The emission characteristics of three Honda Accord vehicles under these five emission testing methods were tested and analyzed. The results show that transient emission testing methods can more comprehensively reflect the technical condition of vehicles than steady-state methods. The transient IM195 method shows a high correlation with the urban driving condition testing methods in GB18352.1-2001, with HC and NO exceeding 90 and CO reaching over 57. [br]Keywords: Light-duty gasoline vehicle emission testing methods, correlation. In the face of increasingly serious motor vehicle exhaust pollution in my country, raising motor vehicle pollutant emission standards is urgent. Successful international experience shows that, in addition to implementing new vehicle emission regulations and controlling pollutant emission levels, the most important way to effectively control vehicle pollution is to supervise the emissions of in-use vehicles and implement the testing and treatment of in-use vehicle emissions. Recently, the State Environmental Protection Administration, in its draft for public comment on emission limits and measurement methods for exhaust pollutants from spark-ignition engines in in-use vehicles, proposed a series of optional testing methods, such as the dual-idle speed method, steady-state loading method, transient condition method, and simplified transient condition method for gasoline vehicles, and the free acceleration method and loaded deceleration method for diesel vehicles. These emission regulations are expected to be officially promulgated and implemented in 2005. Because this new standard includes multiple testing methods, local governments can choose to promote and use them according to their actual conditions and set local standard limits.
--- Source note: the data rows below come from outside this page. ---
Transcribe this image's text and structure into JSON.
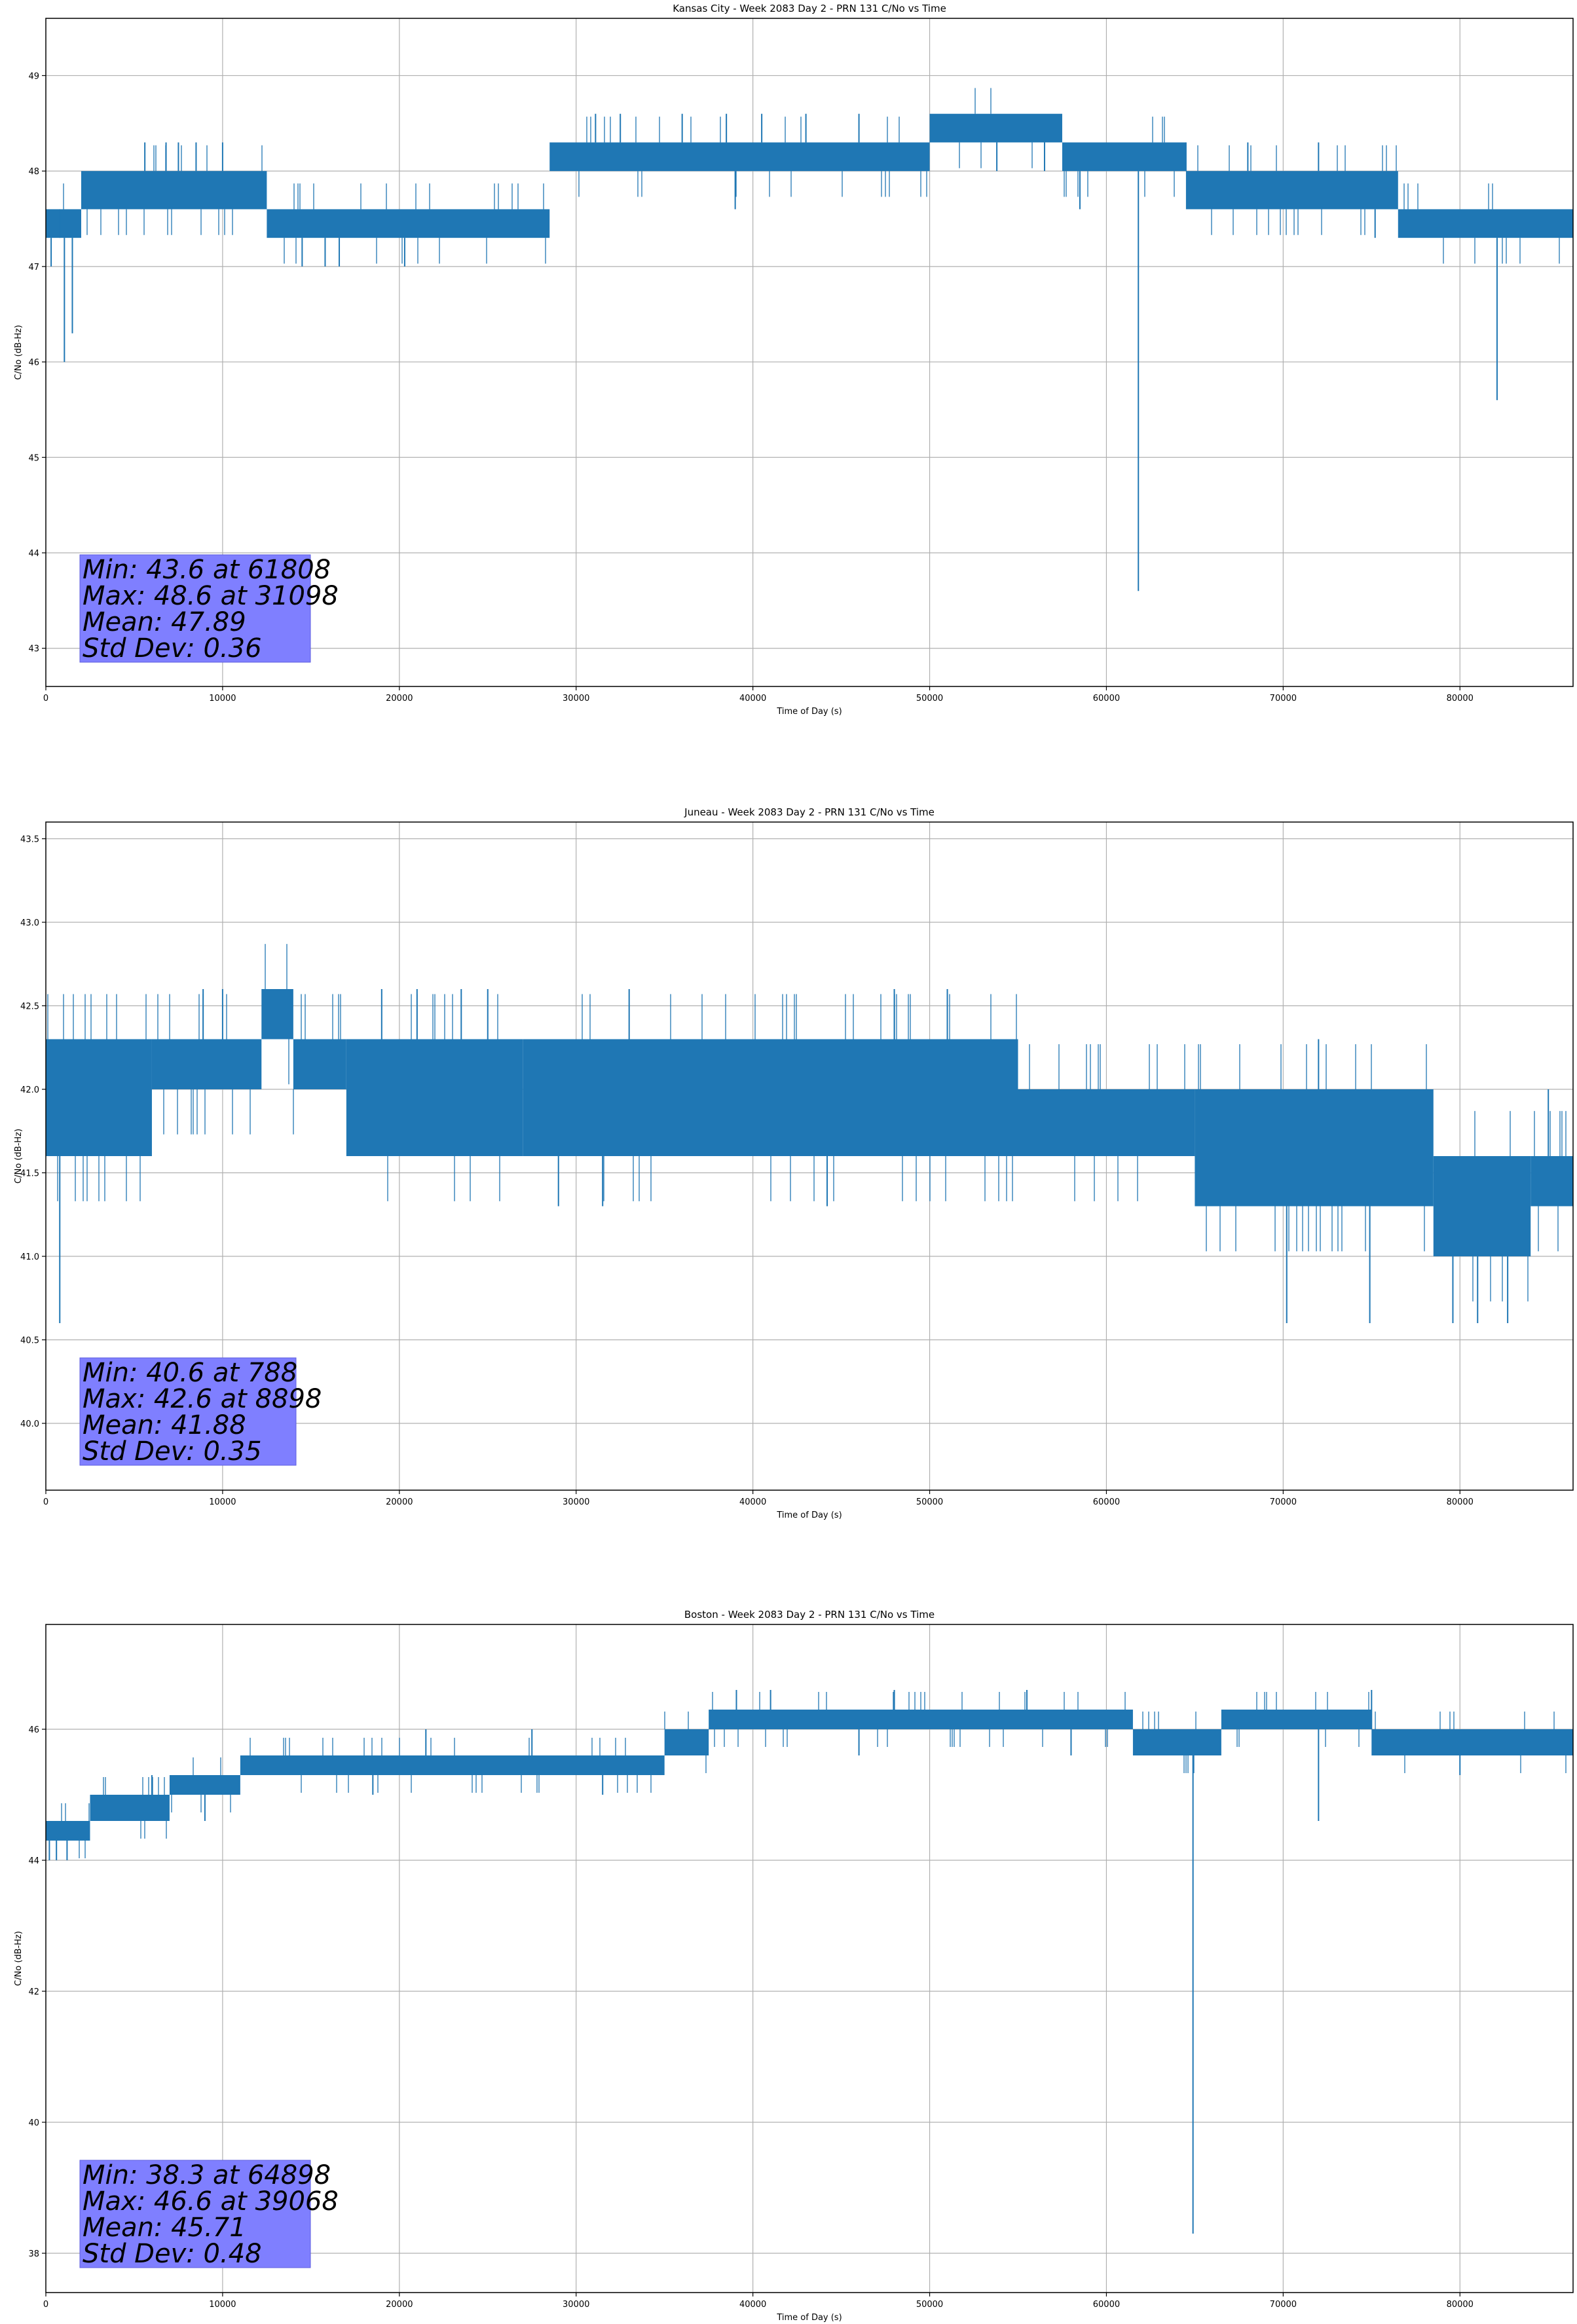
{
  "chart_data": [
    {
      "type": "line",
      "title": "Kansas City - Week 2083 Day 2 - PRN 131 C/No vs Time",
      "xlabel": "Time of Day (s)",
      "ylabel": "C/No (dB-Hz)",
      "xlim": [
        0,
        86400
      ],
      "ylim": [
        42.6,
        49.6
      ],
      "xticks": [
        0,
        10000,
        20000,
        30000,
        40000,
        50000,
        60000,
        70000,
        80000
      ],
      "xtick_labels": [
        "0",
        "10000",
        "20000",
        "30000",
        "40000",
        "50000",
        "60000",
        "70000",
        "80000"
      ],
      "yticks": [
        43,
        44,
        45,
        46,
        47,
        48,
        49
      ],
      "ytick_labels": [
        "43",
        "44",
        "45",
        "46",
        "47",
        "48",
        "49"
      ],
      "grid": true,
      "line_color": "#1f77b4",
      "series": [
        {
          "bands": [
            {
              "x0": 0,
              "x1": 2000,
              "lo": 47.3,
              "hi": 47.6
            },
            {
              "x0": 2000,
              "x1": 12500,
              "lo": 47.6,
              "hi": 48.0
            },
            {
              "x0": 12500,
              "x1": 28500,
              "lo": 47.3,
              "hi": 47.6
            },
            {
              "x0": 28500,
              "x1": 50000,
              "lo": 48.0,
              "hi": 48.3
            },
            {
              "x0": 50000,
              "x1": 57500,
              "lo": 48.3,
              "hi": 48.6
            },
            {
              "x0": 57500,
              "x1": 64500,
              "lo": 48.0,
              "hi": 48.3
            },
            {
              "x0": 64500,
              "x1": 76500,
              "lo": 47.6,
              "hi": 48.0
            },
            {
              "x0": 76500,
              "x1": 86400,
              "lo": 47.3,
              "hi": 47.6
            }
          ],
          "spikes": [
            {
              "x": 300,
              "y": 47.0
            },
            {
              "x": 788,
              "y": 47.3
            },
            {
              "x": 1050,
              "y": 46.0
            },
            {
              "x": 1500,
              "y": 46.3
            },
            {
              "x": 5600,
              "y": 48.3
            },
            {
              "x": 6800,
              "y": 48.3
            },
            {
              "x": 7500,
              "y": 48.3
            },
            {
              "x": 8500,
              "y": 48.3
            },
            {
              "x": 10000,
              "y": 48.3
            },
            {
              "x": 14500,
              "y": 47.0
            },
            {
              "x": 15800,
              "y": 47.0
            },
            {
              "x": 16600,
              "y": 47.0
            },
            {
              "x": 20300,
              "y": 47.0
            },
            {
              "x": 31098,
              "y": 48.6
            },
            {
              "x": 32500,
              "y": 48.6
            },
            {
              "x": 36000,
              "y": 48.6
            },
            {
              "x": 38500,
              "y": 48.6
            },
            {
              "x": 40500,
              "y": 48.6
            },
            {
              "x": 43000,
              "y": 48.6
            },
            {
              "x": 46000,
              "y": 48.6
            },
            {
              "x": 39000,
              "y": 47.6
            },
            {
              "x": 53800,
              "y": 48.0
            },
            {
              "x": 56500,
              "y": 48.0
            },
            {
              "x": 58500,
              "y": 47.6
            },
            {
              "x": 61808,
              "y": 43.6
            },
            {
              "x": 64500,
              "y": 48.3
            },
            {
              "x": 68000,
              "y": 48.3
            },
            {
              "x": 72000,
              "y": 48.3
            },
            {
              "x": 75200,
              "y": 47.3
            },
            {
              "x": 82100,
              "y": 45.6
            }
          ]
        }
      ],
      "annotation": {
        "lines": [
          "Min: 43.6 at 61808",
          "Max: 48.6 at 31098",
          "Mean: 47.89",
          "Std Dev: 0.36"
        ],
        "box_color": "#7f7fff"
      }
    },
    {
      "type": "line",
      "title": "Juneau - Week 2083 Day 2 - PRN 131 C/No vs Time",
      "xlabel": "Time of Day (s)",
      "ylabel": "C/No (dB-Hz)",
      "xlim": [
        0,
        86400
      ],
      "ylim": [
        39.6,
        43.6
      ],
      "xticks": [
        0,
        10000,
        20000,
        30000,
        40000,
        50000,
        60000,
        70000,
        80000
      ],
      "xtick_labels": [
        "0",
        "10000",
        "20000",
        "30000",
        "40000",
        "50000",
        "60000",
        "70000",
        "80000"
      ],
      "yticks": [
        40.0,
        40.5,
        41.0,
        41.5,
        42.0,
        42.5,
        43.0,
        43.5
      ],
      "ytick_labels": [
        "40.0",
        "40.5",
        "41.0",
        "41.5",
        "42.0",
        "42.5",
        "43.0",
        "43.5"
      ],
      "grid": true,
      "line_color": "#1f77b4",
      "series": [
        {
          "bands": [
            {
              "x0": 0,
              "x1": 6000,
              "lo": 41.6,
              "hi": 42.3
            },
            {
              "x0": 6000,
              "x1": 12200,
              "lo": 42.0,
              "hi": 42.3
            },
            {
              "x0": 12200,
              "x1": 14000,
              "lo": 42.3,
              "hi": 42.6
            },
            {
              "x0": 14000,
              "x1": 17000,
              "lo": 42.0,
              "hi": 42.3
            },
            {
              "x0": 17000,
              "x1": 27000,
              "lo": 41.6,
              "hi": 42.3
            },
            {
              "x0": 27000,
              "x1": 55000,
              "lo": 41.6,
              "hi": 42.3
            },
            {
              "x0": 55000,
              "x1": 65000,
              "lo": 41.6,
              "hi": 42.0
            },
            {
              "x0": 65000,
              "x1": 78500,
              "lo": 41.3,
              "hi": 42.0
            },
            {
              "x0": 78500,
              "x1": 84000,
              "lo": 41.0,
              "hi": 41.6
            },
            {
              "x0": 84000,
              "x1": 86400,
              "lo": 41.3,
              "hi": 41.6
            }
          ],
          "spikes": [
            {
              "x": 788,
              "y": 40.6
            },
            {
              "x": 8898,
              "y": 42.6
            },
            {
              "x": 10000,
              "y": 42.6
            },
            {
              "x": 19000,
              "y": 42.6
            },
            {
              "x": 21000,
              "y": 42.6
            },
            {
              "x": 23500,
              "y": 42.6
            },
            {
              "x": 25000,
              "y": 42.6
            },
            {
              "x": 29000,
              "y": 41.3
            },
            {
              "x": 31500,
              "y": 41.3
            },
            {
              "x": 33000,
              "y": 42.6
            },
            {
              "x": 44200,
              "y": 41.3
            },
            {
              "x": 48000,
              "y": 42.6
            },
            {
              "x": 51000,
              "y": 42.6
            },
            {
              "x": 70200,
              "y": 40.6
            },
            {
              "x": 72000,
              "y": 42.3
            },
            {
              "x": 74900,
              "y": 40.6
            },
            {
              "x": 79600,
              "y": 40.6
            },
            {
              "x": 81000,
              "y": 40.6
            },
            {
              "x": 82700,
              "y": 40.6
            },
            {
              "x": 85000,
              "y": 42.0
            }
          ]
        }
      ],
      "annotation": {
        "lines": [
          "Min: 40.6 at 788",
          "Max: 42.6 at 8898",
          "Mean: 41.88",
          "Std Dev: 0.35"
        ],
        "box_color": "#7f7fff"
      }
    },
    {
      "type": "line",
      "title": "Boston - Week 2083 Day 2 - PRN 131 C/No vs Time",
      "xlabel": "Time of Day (s)",
      "ylabel": "C/No (dB-Hz)",
      "xlim": [
        0,
        86400
      ],
      "ylim": [
        37.4,
        47.6
      ],
      "xticks": [
        0,
        10000,
        20000,
        30000,
        40000,
        50000,
        60000,
        70000,
        80000
      ],
      "xtick_labels": [
        "0",
        "10000",
        "20000",
        "30000",
        "40000",
        "50000",
        "60000",
        "70000",
        "80000"
      ],
      "yticks": [
        38,
        40,
        42,
        44,
        46
      ],
      "ytick_labels": [
        "38",
        "40",
        "42",
        "44",
        "46"
      ],
      "grid": true,
      "line_color": "#1f77b4",
      "series": [
        {
          "bands": [
            {
              "x0": 0,
              "x1": 2500,
              "lo": 44.3,
              "hi": 44.6
            },
            {
              "x0": 2500,
              "x1": 7000,
              "lo": 44.6,
              "hi": 45.0
            },
            {
              "x0": 7000,
              "x1": 11000,
              "lo": 45.0,
              "hi": 45.3
            },
            {
              "x0": 11000,
              "x1": 35000,
              "lo": 45.3,
              "hi": 45.6
            },
            {
              "x0": 35000,
              "x1": 37500,
              "lo": 45.6,
              "hi": 46.0
            },
            {
              "x0": 37500,
              "x1": 61500,
              "lo": 46.0,
              "hi": 46.3
            },
            {
              "x0": 61500,
              "x1": 66500,
              "lo": 45.6,
              "hi": 46.0
            },
            {
              "x0": 66500,
              "x1": 75000,
              "lo": 46.0,
              "hi": 46.3
            },
            {
              "x0": 75000,
              "x1": 86400,
              "lo": 45.6,
              "hi": 46.0
            }
          ],
          "spikes": [
            {
              "x": 200,
              "y": 44.0
            },
            {
              "x": 600,
              "y": 44.0
            },
            {
              "x": 1200,
              "y": 44.0
            },
            {
              "x": 6000,
              "y": 45.3
            },
            {
              "x": 9000,
              "y": 44.6
            },
            {
              "x": 18500,
              "y": 45.0
            },
            {
              "x": 21500,
              "y": 46.0
            },
            {
              "x": 27500,
              "y": 46.0
            },
            {
              "x": 31500,
              "y": 45.0
            },
            {
              "x": 39068,
              "y": 46.6
            },
            {
              "x": 41000,
              "y": 46.6
            },
            {
              "x": 46000,
              "y": 45.6
            },
            {
              "x": 48000,
              "y": 46.6
            },
            {
              "x": 55500,
              "y": 46.6
            },
            {
              "x": 58000,
              "y": 45.6
            },
            {
              "x": 64898,
              "y": 38.3
            },
            {
              "x": 72000,
              "y": 44.6
            },
            {
              "x": 75000,
              "y": 46.6
            },
            {
              "x": 80000,
              "y": 45.3
            }
          ]
        }
      ],
      "annotation": {
        "lines": [
          "Min: 38.3 at 64898",
          "Max: 46.6 at 39068",
          "Mean: 45.71",
          "Std Dev: 0.48"
        ],
        "box_color": "#7f7fff"
      }
    }
  ]
}
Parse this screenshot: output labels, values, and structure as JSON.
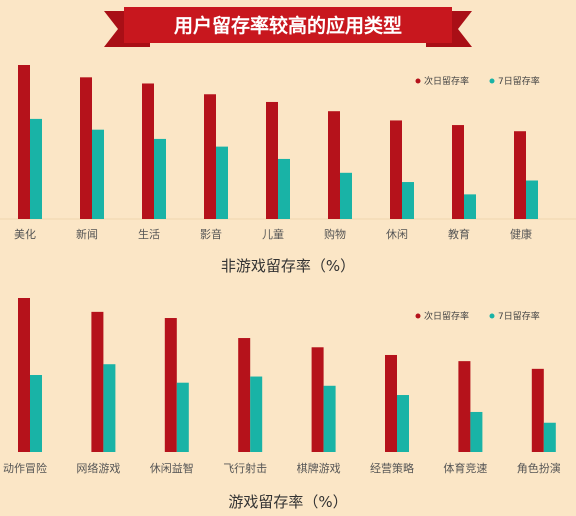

Therefore, various regions urgently need to conduct research on the selection of new standard methods and standard limits to provide a scientific basis for the government's scientific and systematic decision-making. [br] Several key technologies for clean vehicles proposed in the draft of the new emission standards for in-use vehicles were supported by the Ministry of Science and Technology's "Research and Development and Application of Key Technologies for Clean Vehicles" project, 2003, 4029. Under high speed and large oil volume conditions, the hydraulic reducer [1 Zhu Jingchang et al.]. Vehicle hydraulic transmission.